Chiropractic is a worldwide profession. In the United States, many chiropractic programs are private educational institutions and focused predominantly if not solely on the education of chiropractors and chiropractic staff. Internationally, chiropractic programs may exist independently or as part of a larger university system. Chiropractic practice varies in scope between states or provinces and from country to country. It is logical to consider that the focus and emphasis of chiropractic education, philosophy, and research varies between programs as well.
Our current students are the future leaders of our profession; we strive to know how they are molded. What we do not know, however, is whether how or when quality literature disperses through our educational system. Consequently, we wondered, what literature do chiropractic faculty deem "essential" for every chiropractor of which to be aware? The purpose of this study was to survey chiropractic faculty worldwide to determine what literature these faculty deem essential reading for chiropractors and chiropractic students. We share these results not only as a reference of teaching faculty "essential literature" but also to promote discussion and find ways for future collaboration of chiropractic faculty through a worldwide platform.
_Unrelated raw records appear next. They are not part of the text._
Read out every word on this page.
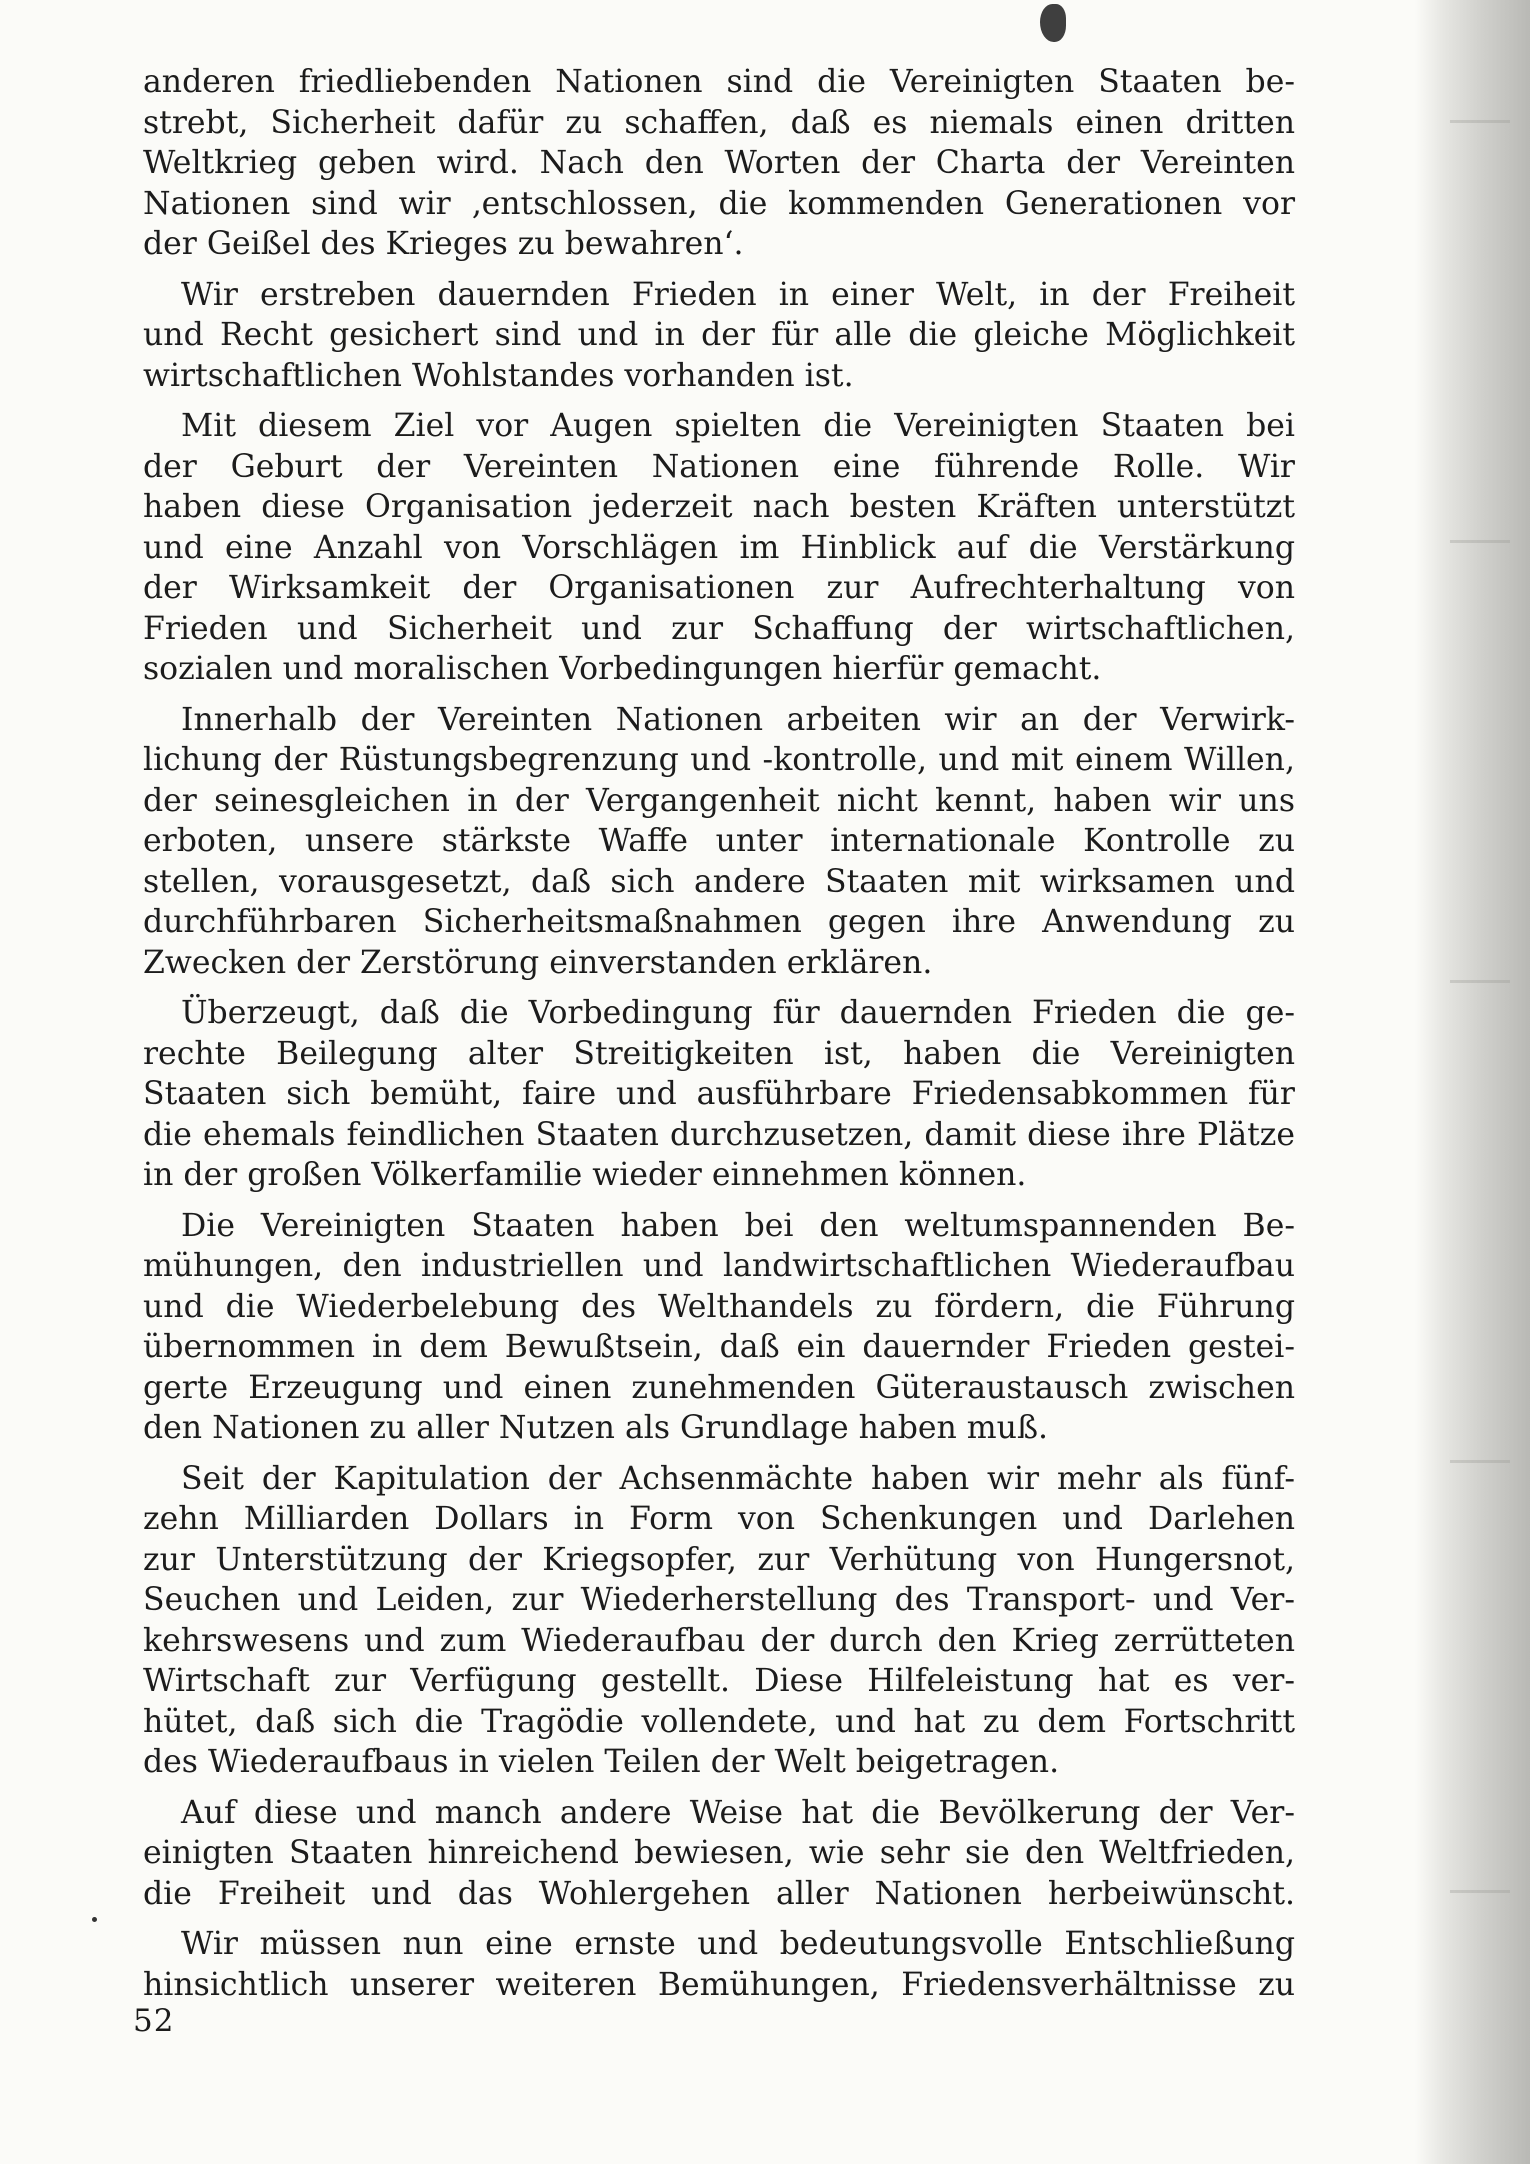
anderen friedliebenden Nationen sind die Vereinigten Staaten be-
strebt, Sicherheit dafür zu schaffen, daß es niemals einen dritten
Weltkrieg geben wird. Nach den Worten der Charta der Vereinten
Nationen sind wir ‚entschlossen, die kommenden Generationen vor
der Geißel des Krieges zu bewahren‘.

Wir erstreben dauernden Frieden in einer Welt, in der Freiheit
und Recht gesichert sind und in der für alle die gleiche Möglichkeit
wirtschaftlichen Wohlstandes vorhanden ist.

Mit diesem Ziel vor Augen spielten die Vereinigten Staaten bei
der Geburt der Vereinten Nationen eine führende Rolle. Wir
haben diese Organisation jederzeit nach besten Kräften unterstützt
und eine Anzahl von Vorschlägen im Hinblick auf die Verstärkung
der Wirksamkeit der Organisationen zur Aufrechterhaltung von
Frieden und Sicherheit und zur Schaffung der wirtschaftlichen,
sozialen und moralischen Vorbedingungen hierfür gemacht.

Innerhalb der Vereinten Nationen arbeiten wir an der Verwirk-
lichung der Rüstungsbegrenzung und -kontrolle, und mit einem Willen,
der seinesgleichen in der Vergangenheit nicht kennt, haben wir uns
erboten, unsere stärkste Waffe unter internationale Kontrolle zu
stellen, vorausgesetzt, daß sich andere Staaten mit wirksamen und
durchführbaren Sicherheitsmaßnahmen gegen ihre Anwendung zu
Zwecken der Zerstörung einverstanden erklären.

Überzeugt, daß die Vorbedingung für dauernden Frieden die ge-
rechte Beilegung alter Streitigkeiten ist, haben die Vereinigten
Staaten sich bemüht, faire und ausführbare Friedensabkommen für
die ehemals feindlichen Staaten durchzusetzen, damit diese ihre Plätze
in der großen Völkerfamilie wieder einnehmen können.

Die Vereinigten Staaten haben bei den weltumspannenden Be-
mühungen, den industriellen und landwirtschaftlichen Wiederaufbau
und die Wiederbelebung des Welthandels zu fördern, die Führung
übernommen in dem Bewußtsein, daß ein dauernder Frieden gestei-
gerte Erzeugung und einen zunehmenden Güteraustausch zwischen
den Nationen zu aller Nutzen als Grundlage haben muß.

Seit der Kapitulation der Achsenmächte haben wir mehr als fünf-
zehn Milliarden Dollars in Form von Schenkungen und Darlehen
zur Unterstützung der Kriegsopfer, zur Verhütung von Hungersnot,
Seuchen und Leiden, zur Wiederherstellung des Transport- und Ver-
kehrswesens und zum Wiederaufbau der durch den Krieg zerrütteten
Wirtschaft zur Verfügung gestellt. Diese Hilfeleistung hat es ver-
hütet, daß sich die Tragödie vollendete, und hat zu dem Fortschritt
des Wiederaufbaus in vielen Teilen der Welt beigetragen.

Auf diese und manch andere Weise hat die Bevölkerung der Ver-
einigten Staaten hinreichend bewiesen, wie sehr sie den Weltfrieden,
die Freiheit und das Wohlergehen aller Nationen herbeiwünscht.

Wir müssen nun eine ernste und bedeutungsvolle Entschließung
hinsichtlich unserer weiteren Bemühungen, Friedensverhältnisse zu

52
We conducted an online, descriptive survey to understand what chiropractic program faculty consider to be essential reading for the chiropractic profession. The human protections administrator for Palmer College of Chiropractic determined that this study was exempt per 45 CFR 46, IRB Assurance # X2014-10-17-M. The survey was conducted from March through May 2015.
Participant recruitment occurred on 2 levels: chiropractic educational institutions and individual faculty members (Figure 1). We first obtained a list of international and US (n = 41) chiropractic programs and their contact information from the World Federation of Chiropractic (WFC) (http://www.wfc.org). The detailed list included accreditation agency, country, school, department (if applicable), physical address, phone, fax, and general e-mail address, as well as a contact name with their professional designation, job title, and phone number, fax, and e-mail address. We e-mailed the designated representative from each chiropractic program requesting a procedure to acquire e-mail addresses for all faculty members in their program; 21 programs replied to this e-mail request.
Personalized follow-up by phone call was necessary to
determine appropriate channels for other institutions (n = 4). Several lists (n = 5) were obtained via hand retrieval of
faculty listings from a program website. Human resources
departments were also used as a source for obtaining email
contact information. In total, 30 of 41 chiropractic
institutions participated in this study, with 11 chiropractic
educational institutions (1 US, 10 international) not
responding to requests for information. In addition to
direct and indirect recruitment of chiropractic faculty, we
also introduced the survey to prospective respondents via
verbal announcements and handouts at the 2015 Association
of Chiropractic Colleges Research Agenda Conference.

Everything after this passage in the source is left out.